Bernard Fall racconta un episodio divertente, riferito ad un giovane capitano francese che in una certa occasione si trovò a dover affrontare una situazione per la quale l’Accademia si Saint Cyr non lo aveva preparato. “In Indocina, dove i contadini, siano essi uomini che donne, indossano abiti e copricapo quasi identici e dove le donne sono quasi senza petto come gli uomini, i guerriglieri comunisti si facevano spesso passare per donne quando venivano bloccati. Il giovane ufficiale un giorno si trovò dunque di fronte al problema di identificare se il fermato fosse uomo o donna, e non sapeva come comportarsi. Chiese consiglio al comandante del reparto che gli urlò “cacci la mano in mezzo alle gambe, capitano!”. E qui abbiamo forse il primo esempio di femminismo applicato alla guerra di Indocina.
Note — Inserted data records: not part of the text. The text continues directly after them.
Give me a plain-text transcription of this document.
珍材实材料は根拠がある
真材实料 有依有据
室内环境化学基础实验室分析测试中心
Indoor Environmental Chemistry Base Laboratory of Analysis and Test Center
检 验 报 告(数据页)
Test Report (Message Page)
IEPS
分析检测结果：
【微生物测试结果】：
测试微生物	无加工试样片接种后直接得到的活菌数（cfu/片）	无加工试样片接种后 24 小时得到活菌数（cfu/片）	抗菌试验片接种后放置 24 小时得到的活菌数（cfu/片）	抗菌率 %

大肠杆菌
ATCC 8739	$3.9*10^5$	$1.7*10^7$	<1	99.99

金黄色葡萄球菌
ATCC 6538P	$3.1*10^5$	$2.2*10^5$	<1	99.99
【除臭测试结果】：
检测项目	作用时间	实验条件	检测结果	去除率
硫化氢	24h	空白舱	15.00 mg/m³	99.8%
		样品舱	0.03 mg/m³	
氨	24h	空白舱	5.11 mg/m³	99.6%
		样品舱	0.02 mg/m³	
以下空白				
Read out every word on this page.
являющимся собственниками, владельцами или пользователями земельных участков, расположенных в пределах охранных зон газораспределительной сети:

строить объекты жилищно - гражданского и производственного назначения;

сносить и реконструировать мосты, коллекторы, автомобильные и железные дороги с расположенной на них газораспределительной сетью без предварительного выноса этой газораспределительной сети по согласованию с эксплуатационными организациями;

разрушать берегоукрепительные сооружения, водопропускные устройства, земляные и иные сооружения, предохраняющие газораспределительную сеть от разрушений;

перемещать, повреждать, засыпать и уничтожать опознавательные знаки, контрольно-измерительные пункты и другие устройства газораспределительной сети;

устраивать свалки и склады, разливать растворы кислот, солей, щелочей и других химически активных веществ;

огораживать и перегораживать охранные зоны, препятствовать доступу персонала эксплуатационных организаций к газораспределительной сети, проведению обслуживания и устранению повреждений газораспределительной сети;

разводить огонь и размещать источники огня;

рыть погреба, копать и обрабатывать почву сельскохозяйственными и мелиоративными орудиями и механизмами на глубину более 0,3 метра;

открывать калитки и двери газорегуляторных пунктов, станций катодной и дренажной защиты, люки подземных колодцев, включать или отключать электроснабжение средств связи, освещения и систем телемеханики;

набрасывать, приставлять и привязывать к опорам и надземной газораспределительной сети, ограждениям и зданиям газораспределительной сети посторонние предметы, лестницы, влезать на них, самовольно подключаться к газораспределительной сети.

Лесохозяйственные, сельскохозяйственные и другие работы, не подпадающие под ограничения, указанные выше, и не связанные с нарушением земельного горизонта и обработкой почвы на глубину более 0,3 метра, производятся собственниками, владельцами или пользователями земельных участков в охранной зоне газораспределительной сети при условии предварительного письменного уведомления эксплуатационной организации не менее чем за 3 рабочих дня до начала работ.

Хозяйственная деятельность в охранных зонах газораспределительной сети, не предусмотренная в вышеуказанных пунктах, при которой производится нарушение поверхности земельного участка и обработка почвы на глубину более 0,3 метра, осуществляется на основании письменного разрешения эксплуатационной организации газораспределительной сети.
Il messaggio radio venne infatti captato dall’operatore francese, addetto al controllo del traffico radio, che era, come molti operatori radio, una donna. Costei inoltrò una vibrata protesta al comando, ritenendo lesivo della dignità femminile l’ordine dato dall’ufficiale. Il comandante allora confermò che l’ordine era stato effettivamente dato, ma che era nella forma sbagliata, e avrebbe dovuto essere “Per favore, inserisca la mano nella vagina-ammesso che ce l’abbiano-dei ribelli sospetti” (5).

Image Una certa precauzione era comunque opportuna, infatti durante la guerra del Vietnam, ci furono casi di soldati americani uccisi da ragazze che nascondevano granate nel reggiseno (6).
Molte sono le foto di donne che divennero l’emblema della tragedia indocinese, sia stata essa soldato, o madre di famiglia, o prostituta. Ne ricorderemo solo una meno nota, pubblicata nell’edizione italiana del libro di Stanley Karnow. Ritrae un soldato nordvietnamita ucciso durante la battaglia di Hué. Giace con gli occhi spalancati. Per terra, i bossoli delle pallottole che ha sparato fino all’ultimo; accanto a lui la foto di una bambina che sorride. E’ sua figlia, e per la sua libertà ha dato la vita.

NOTE
(1) T. Terzani, La fine è il mio inizio, a cura di Folco Terzani, Milano 2014: 168.
(2) Charlie è uno di nomi che i soldati americani davano ai vietcong.
(3) B. B. Fall, Dall’Indocina al Viet-Nam: storia di due guerre, Milano 1968: 125.
(4) La fine è il mio inizio: 171-172.
(5) Fall, 1968:244.
(6) S. Karnow, Storia della Guerra del Vietnam, Milano 2010: 13.